CuF2 is an attractive multielectron cathode material that can store up to ∼528 mAh/g with a high operating voltage (∼3.55 V) and a high gravimetric energy density of (1874 Wh/kg). Unfortunately, the poor electrochemical reversibility of CuF2 has restricted its application to primary batteries. Herein, we report the key factors limiting the electrochemical reversibility of CuF2 through a parallel investigation involving a more reversible Cu0.5Fe0.5F2 compound. Our findings reveal that the intrinsic limitations to electrochemical reversibility of CuF2 come from the high diffusivity of Cu ions, leading to phase-separated nanometallic Cu during discharge and to the transport of cuprous ions through both liquid and solid electrolytes to the Li anode during charge. The former makes reconversion of CuF2 difficult on charging, while the latter causes the loss of active material from the cathode. Despite suffering from some of the same drawbacks, Cu0.5Fe0.5F2 demonstrates improved electrochemical reversibility and cycling stability.

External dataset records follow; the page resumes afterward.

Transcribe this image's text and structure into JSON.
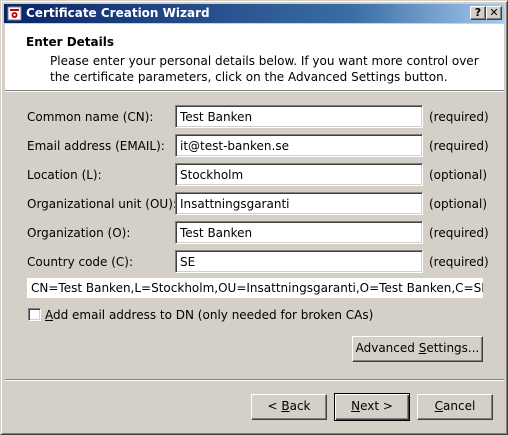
{
  "window": {
    "title": "Certificate Creation Wizard",
    "help_glyph": "?",
    "close_glyph": "✕"
  },
  "header": {
    "title": "Enter Details",
    "description": "Please enter your personal details below. If you want more control over the certificate parameters, click on the Advanced Settings button."
  },
  "fields": [
    {
      "label": "Common name (CN):",
      "value": "Test Banken",
      "status": "(required)"
    },
    {
      "label": "Email address (EMAIL):",
      "value": "it@test-banken.se",
      "status": "(required)"
    },
    {
      "label": "Location (L):",
      "value": "Stockholm",
      "status": "(optional)"
    },
    {
      "label": "Organizational unit (OU):",
      "value": "Insattningsgaranti",
      "status": "(optional)"
    },
    {
      "label": "Organization (O):",
      "value": "Test Banken",
      "status": "(required)"
    },
    {
      "label": "Country code (C):",
      "value": "SE",
      "status": "(required)"
    }
  ],
  "dn_preview": "CN=Test Banken,L=Stockholm,OU=Insattningsgaranti,O=Test Banken,C=SE",
  "checkbox": {
    "label_accel": "A",
    "label_rest": "dd email address to DN (only needed for broken CAs)",
    "checked": false
  },
  "advanced_button": {
    "label_pre": "Advanced ",
    "label_accel": "S",
    "label_post": "ettings..."
  },
  "back_button": {
    "label_pre": "< ",
    "label_accel": "B",
    "label_post": "ack"
  },
  "next_button": {
    "label_accel": "N",
    "label_post": "ext >"
  },
  "cancel_button": {
    "label_accel": "C",
    "label_post": "ancel"
  },
  "colors": {
    "titlebar_start": "#0a246a",
    "titlebar_end": "#a6caf0",
    "face": "#d4d0c8"
  },
  "icons": {
    "app": "certificate-icon"
  }
}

This can be attributed to the presence of the Fe in Cu0.5Fe0.5F2, which undergoes reversible conversion (Fe2+/Fe0) and intercalation (Fe3+/Fe2+) reactions in the low- and high-voltage regime, respectively, which partially compensates for the loss of the electrochemical activity of Cu. In addition, the more highly charged Fe ions are not transported through the electrolyte.